I lowered my head humbly before him, my master. It had not been nothing, of course. At the height, and in the wind, and the cold, we might have half frozen, had it not been for the comfort of those blankets. I had not been unhooded, and ungagged, incidentally, until I had been inside the tavern, in a slave receiving room. My manacles had not bee removed until I had been taken downstairs to the basement, and was standing before the gate of a kennel. I had then been put to my hands and knees, and thrust into the kennel, which had then been locked behind me. I had, when the man had left, turned about in the kennel and looked out, through the bars. I could kneel in the kennel, but I could not stand upright in it. I held the bars, and looked out. It was a dim basement. To my left and right, though I could not see them well, there were additional kennels. Several girls might be kept in such places. As nearly as I could tell they were empty. There was straw in the kennel, and a part of a blanket, a pan of water, and a pail for wastes. The next morning I was fed, pellets and gruel, in a pan thrust under the kennel gate and then, later, when I had relieved myself, brought forth the first of my lessons in dance.

"Master," I whispered.

"Yes?" he said.

"May I speak?" I asked.

"Yes," he said.

"I understand that you are satisfied with the price for which you purchased me," I whispered.

"Yes," he said.

"That is seemed a fine buy to you," I said. It seemed strange to me, then, that I, the former Doreen Williamson, the timid, shy reference librarian, from Earth, should now be inquiring into matters such as my price. As a free woman I had been priceless, and thus, in a sense, without value, or worthless. As a slave, on the other hand, I did have a value, a specific value, depending on what men were willing to pay for me.

"It was," he said.

"What did you pay for me?" I asked.

"Surely you recall," he said.

"It was two and fifty," I said, "but I do not know, really, what that means." "Two silver tarsks," he said, "and fifty copper tarsks, not tarsk bits, but tarsks, whole tarsks."

I looked up at him.

"Ah," he said, "you vain little she-tarsk, you want to know if that is much money, don" t you? You want to know how much you brought, really, on the block, as a stripped slave. You want to form an estimate as to your value. You want to know what you are worth. You are curious to know what you might bring in an open market."

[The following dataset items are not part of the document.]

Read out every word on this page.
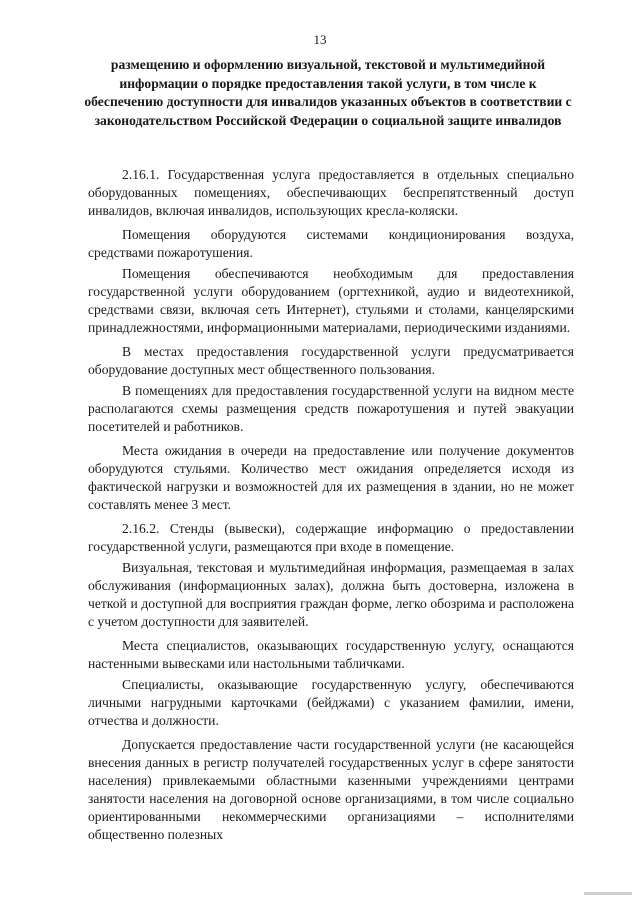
13
размещению и оформлению визуальной, текстовой и мультимедийной информации о порядке предоставления такой услуги, в том числе к обеспечению доступности для инвалидов указанных объектов в соответствии с законодательством Российской Федерации о социальной защите инвалидов

2.16.1. Государственная услуга предоставляется в отдельных специально оборудованных помещениях, обеспечивающих беспрепятственный доступ инвалидов, включая инвалидов, использующих кресла-коляски.

Помещения оборудуются системами кондиционирования воздуха, средствами пожаротушения.

Помещения обеспечиваются необходимым для предоставления государственной услуги оборудованием (оргтехникой, аудио и видеотехникой, средствами связи, включая сеть Интернет), стульями и столами, канцелярскими принадлежностями, информационными материалами, периодическими изданиями.

В местах предоставления государственной услуги предусматривается оборудование доступных мест общественного пользования.

В помещениях для предоставления государственной услуги на видном месте располагаются схемы размещения средств пожаротушения и путей эвакуации посетителей и работников.

Места ожидания в очереди на предоставление или получение документов оборудуются стульями. Количество мест ожидания определяется исходя из фактической нагрузки и возможностей для их размещения в здании, но не может составлять менее 3 мест.

2.16.2. Стенды (вывески), содержащие информацию о предоставлении государственной услуги, размещаются при входе в помещение.

Визуальная, текстовая и мультимедийная информация, размещаемая в залах обслуживания (информационных залах), должна быть достоверна, изложена в четкой и доступной для восприятия граждан форме, легко обозрима и расположена с учетом доступности для заявителей.

Места специалистов, оказывающих государственную услугу, оснащаются настенными вывесками или настольными табличками.

Специалисты, оказывающие государственную услугу, обеспечиваются личными нагрудными карточками (бейджами) с указанием фамилии, имени, отчества и должности.

Допускается предоставление части государственной услуги (не касающейся внесения данных в регистр получателей государственных услуг в сфере занятости населения) привлекаемыми областными казенными учреждениями центрами занятости населения на договорной основе организациями, в том числе социально ориентированными некоммерческими организациями – исполнителями общественно полезных
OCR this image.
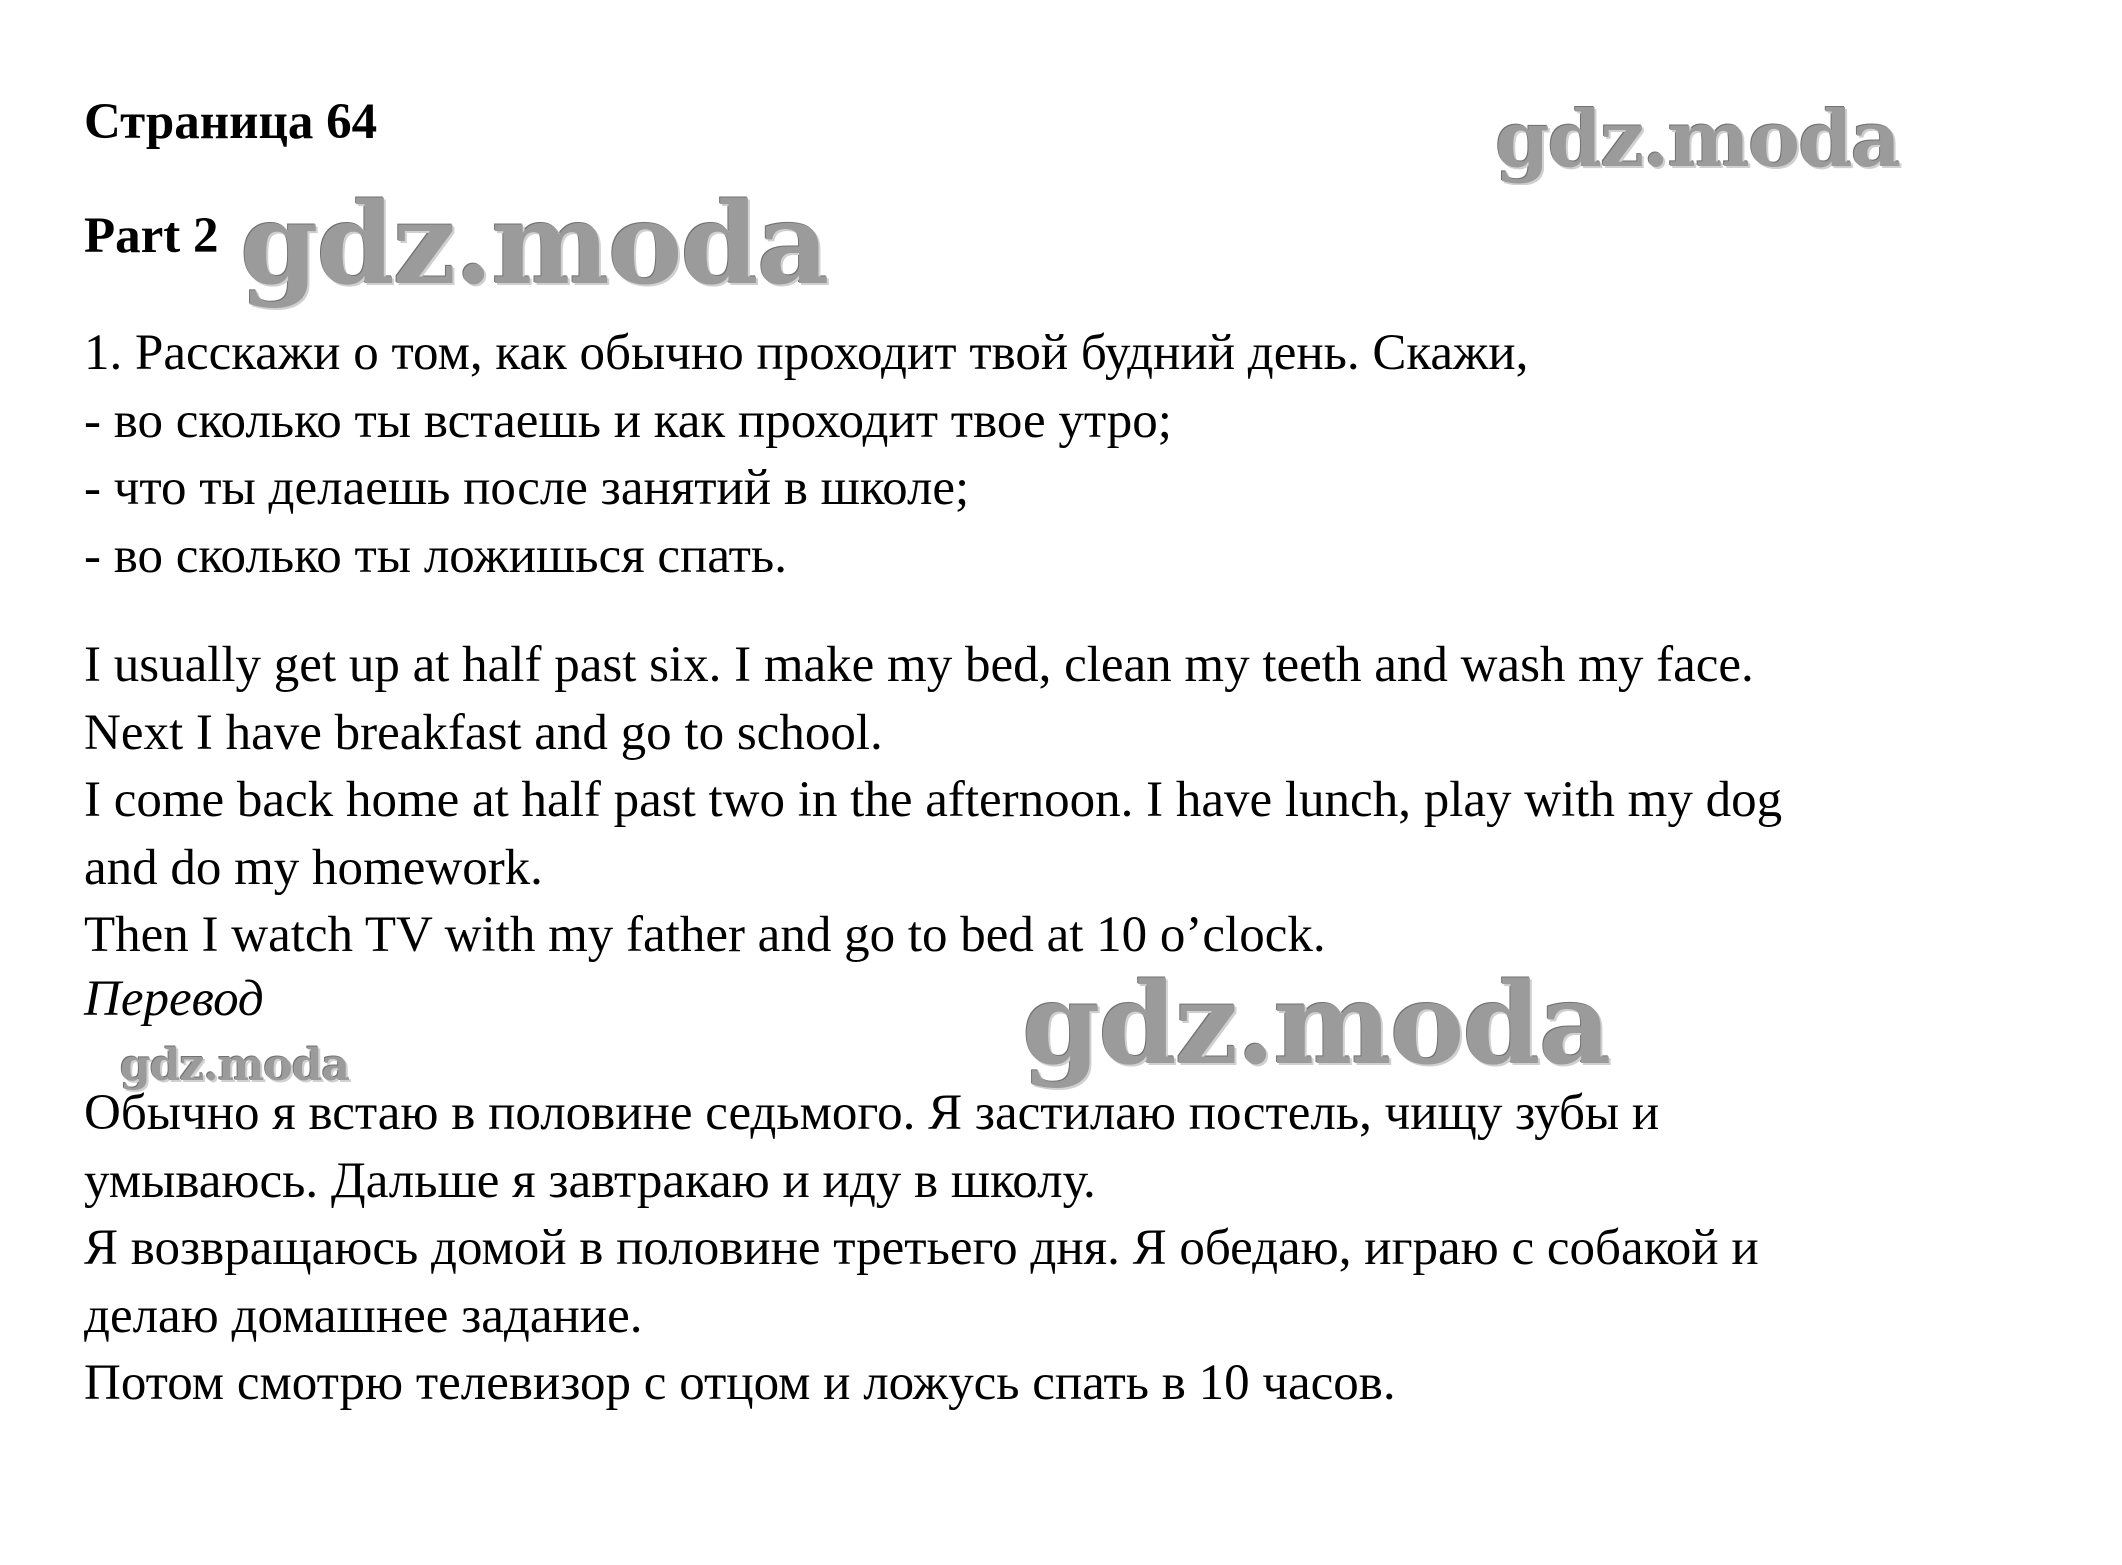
Страница 64
Part 2
1. Расскажи о том, как обычно проходит твой будний день. Скажи,
- во сколько ты встаешь и как проходит твое утро;
- что ты делаешь после занятий в школе;
- во сколько ты ложишься спать.
I usually get up at half past six. I make my bed, clean my teeth and wash my face.
Next I have breakfast and go to school.
I come back home at half past two in the afternoon. I have lunch, play with my dog
and do my homework.
Then I watch TV with my father and go to bed at 10 o’clock.
Перевод
Обычно я встаю в половине седьмого. Я застилаю постель, чищу зубы и
умываюсь. Дальше я завтракаю и иду в школу.
Я возвращаюсь домой в половине третьего дня. Я обедаю, играю с собакой и
делаю домашнее задание.
Потом смотрю телевизор с отцом и ложусь спать в 10 часов.
gdz.moda
gdz.moda
gdz.moda
gdz.moda
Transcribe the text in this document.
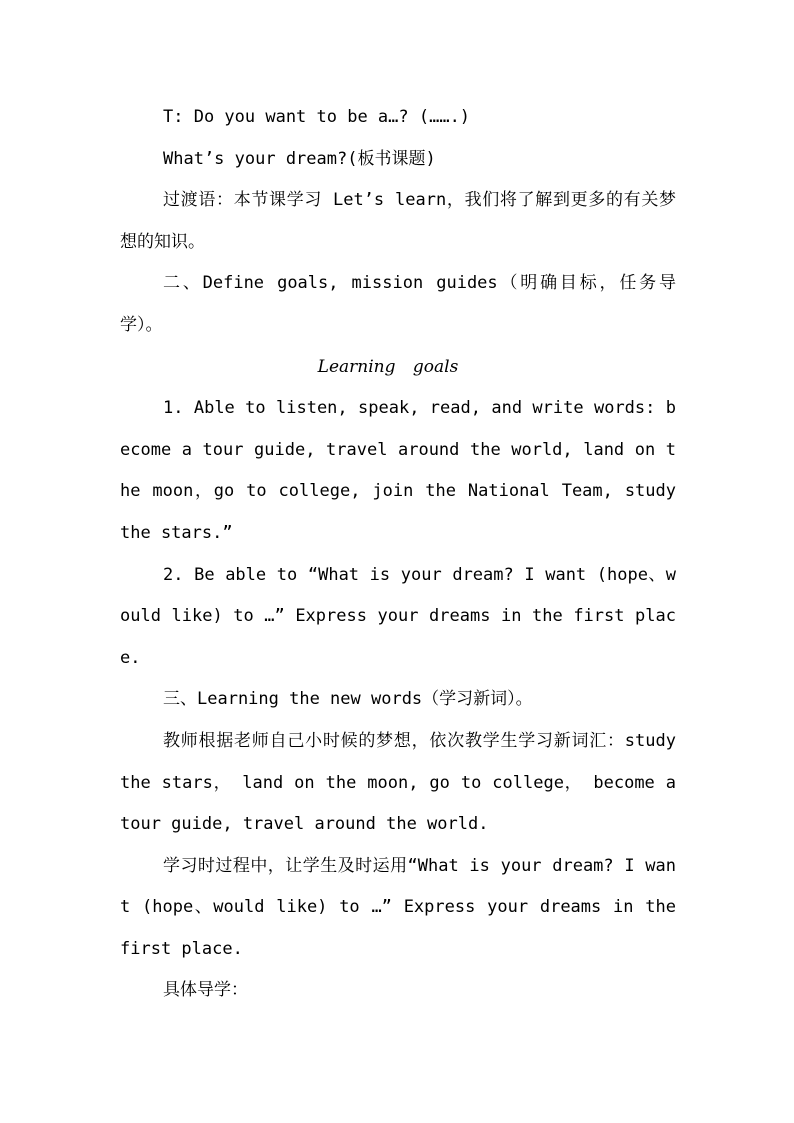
T: Do you want to be a…? (…….)

What’s your dream?(板书课题)

过渡语：本节课学习 Let’s learn，我们将了解到更多的有关梦想的知识。

二、Define goals, mission guides（明确目标，任务导学）。

Learning goals

1. Able to listen, speak, read, and write words: become a tour guide, travel around the world, land on the moon，go to college, join the National Team, study the stars.”

2. Be able to “What is your dream? I want (hope、would like) to …” Express your dreams in the first place.

三、Learning the new words（学习新词）。

教师根据老师自己小时候的梦想，依次教学生学习新词汇：study the stars， land on the moon, go to college， become a tour guide, travel around the world.

学习时过程中，让学生及时运用“What is your dream? I want (hope、would like) to …” Express your dreams in the first place.

具体导学：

"Yes, Master," I whispered.

"Curiosity is not becoming in a kajira," he said.

"Forgive me, Master," I said. I quickly put down my head.

"First," he said, "you must understand that women are cheap. It has to do with the wars. Because of the many dislocations, and the famine in parts of the country, many women have had to sell themselves into slavery. Too, thousands of females from Torcadion alone, over the recent months, in virtue of one coup or another, have been put into the market. Too, mercenaries and raiders abound. Slavers grow more bold, even in larger cities. Crowding, and the influx of refugees, too, in such cities as Ar, refugees who are often beautiful and defenseless, and easily taken, have contributed to the depression of the market. "I see, Master," I said.